A un político se le puede exigir que sea ejemplar porque representa el ideal del buen ciudadano

Por si no quedara claro: del mismo modo que un ciudadano no puede justificar que no paga impuestos porque su vecino tampoco lo hace, un responsable político no puede eludir su responsabilidad, encontrar consuelo o mantenerse en el poder porque los demás también mientan. Entre otras cosas, porque un político es también un ciudadano, pero si a este no se lo puede exigir —que sí desear— que sea ejemplar, al primero sí. Porque quien se ocupa de los asuntos de todos tiene que representar el ideal del buen ciudadano y en ningún caso olvidar que “el bien verdadero consiste en lo que es honesto y el mal verdadero está en lo vergonzoso” (II, 1).

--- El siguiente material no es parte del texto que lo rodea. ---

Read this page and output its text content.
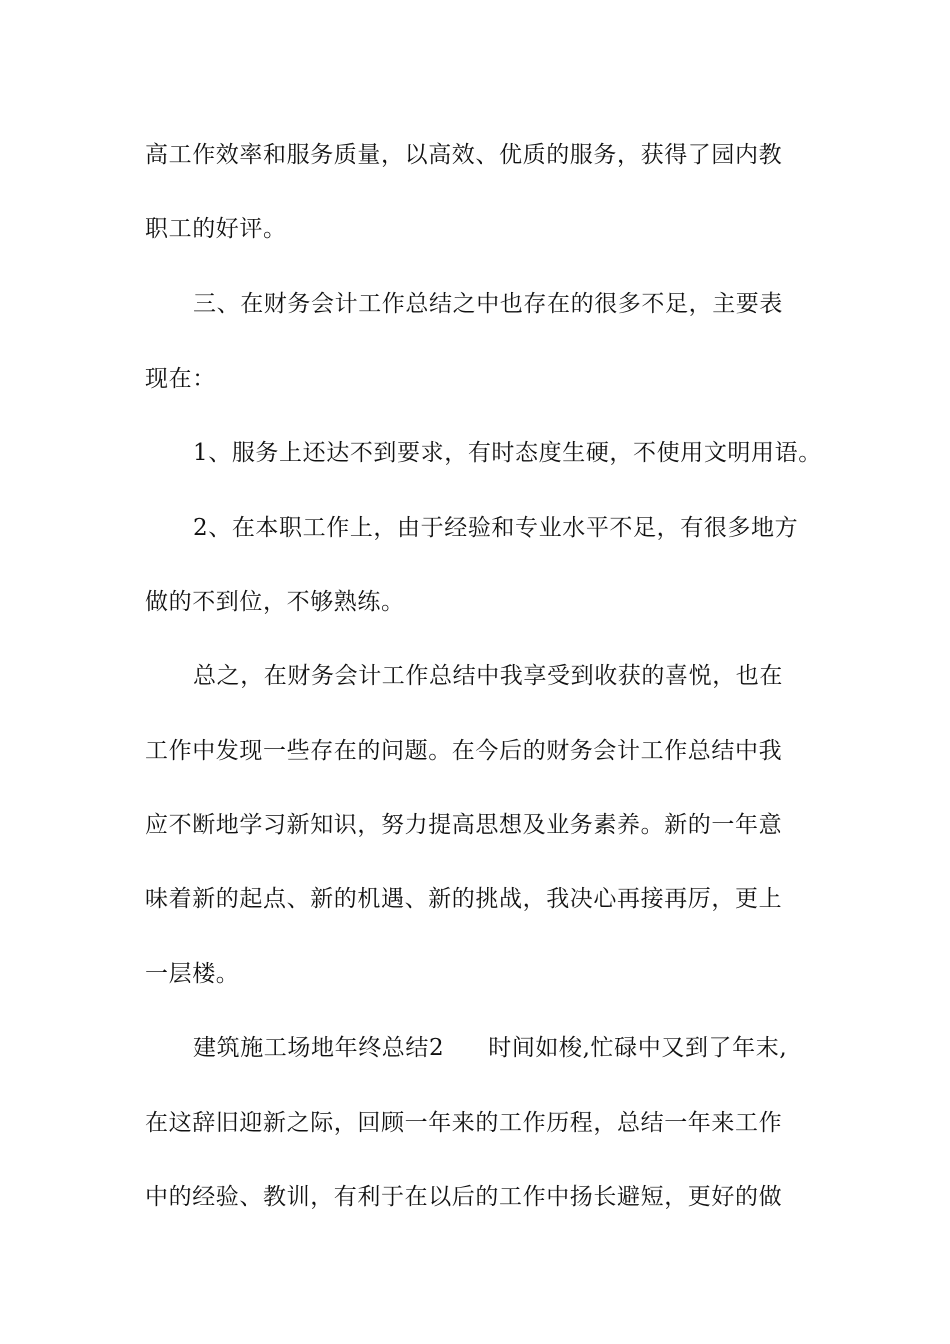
高工作效率和服务质量，以高效、优质的服务，获得了园内教
职工的好评。
三、在财务会计工作总结之中也存在的很多不足，主要表
现在：
1、服务上还达不到要求，有时态度生硬，不使用文明用语。
2、在本职工作上，由于经验和专业水平不足，有很多地方
做的不到位，不够熟练。
总之，在财务会计工作总结中我享受到收获的喜悦，也在
工作中发现一些存在的问题。在今后的财务会计工作总结中我
应不断地学习新知识，努力提高思想及业务素养。新的一年意
味着新的起点、新的机遇、新的挑战，我决心再接再厉，更上
一层楼。
建筑施工场地年终总结2 时间如梭,忙碌中又到了年末,
在这辞旧迎新之际，回顾一年来的工作历程，总结一年来工作
中的经验、教训，有利于在以后的工作中扬长避短，更好的做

La reflexión de Marco Aurelio sobre el bien verdadero y el mal verdadero nos lleva también a afirmar que lo vergonzoso del caso Cifuentes no es ya tanto su principio, el máster, como su final. El final político de Cifuentes con la publicación de un vídeo comprometedor revela, en primer lugar, que el sistema de elección de los candidatos a representar a los ciudadanos no se basa en criterios objetivos de adecuación, conocimiento y, ni tan siquiera, de ciertas exigencias morales. A la vista está que Cifuentes nunca debió ser candidata a la presidencia de la Comunidad de Madrid, y los dirigentes populares harían bien en explicar qué sabían y qué no, porque su responsabilidad no acaba con la dimisión de la expresidenta. En segundo lugar, abre sombríos interrogantes sobre el uso de dossieres para derribar a quien ostenta el poder o beneficiarse de su mantenimiento a través de la obtención de favores, según convenga. En tercer, y último lugar, demuestra, una vez más, que el “magistral” manejo de los tiempos constituye una clara incomprensión de la actividad política, que exige cuidar la base de nuestro modelo político: la confianza.

Mal haríamos en buscar moralistas en los políticos, pero todos tenemos la obligación cívica —y más quienes tienen mayores responsabilidades— de impedir que la política y su actividad sean un fangal.

Jorge Martín Frías es editor de Red Floridablanca.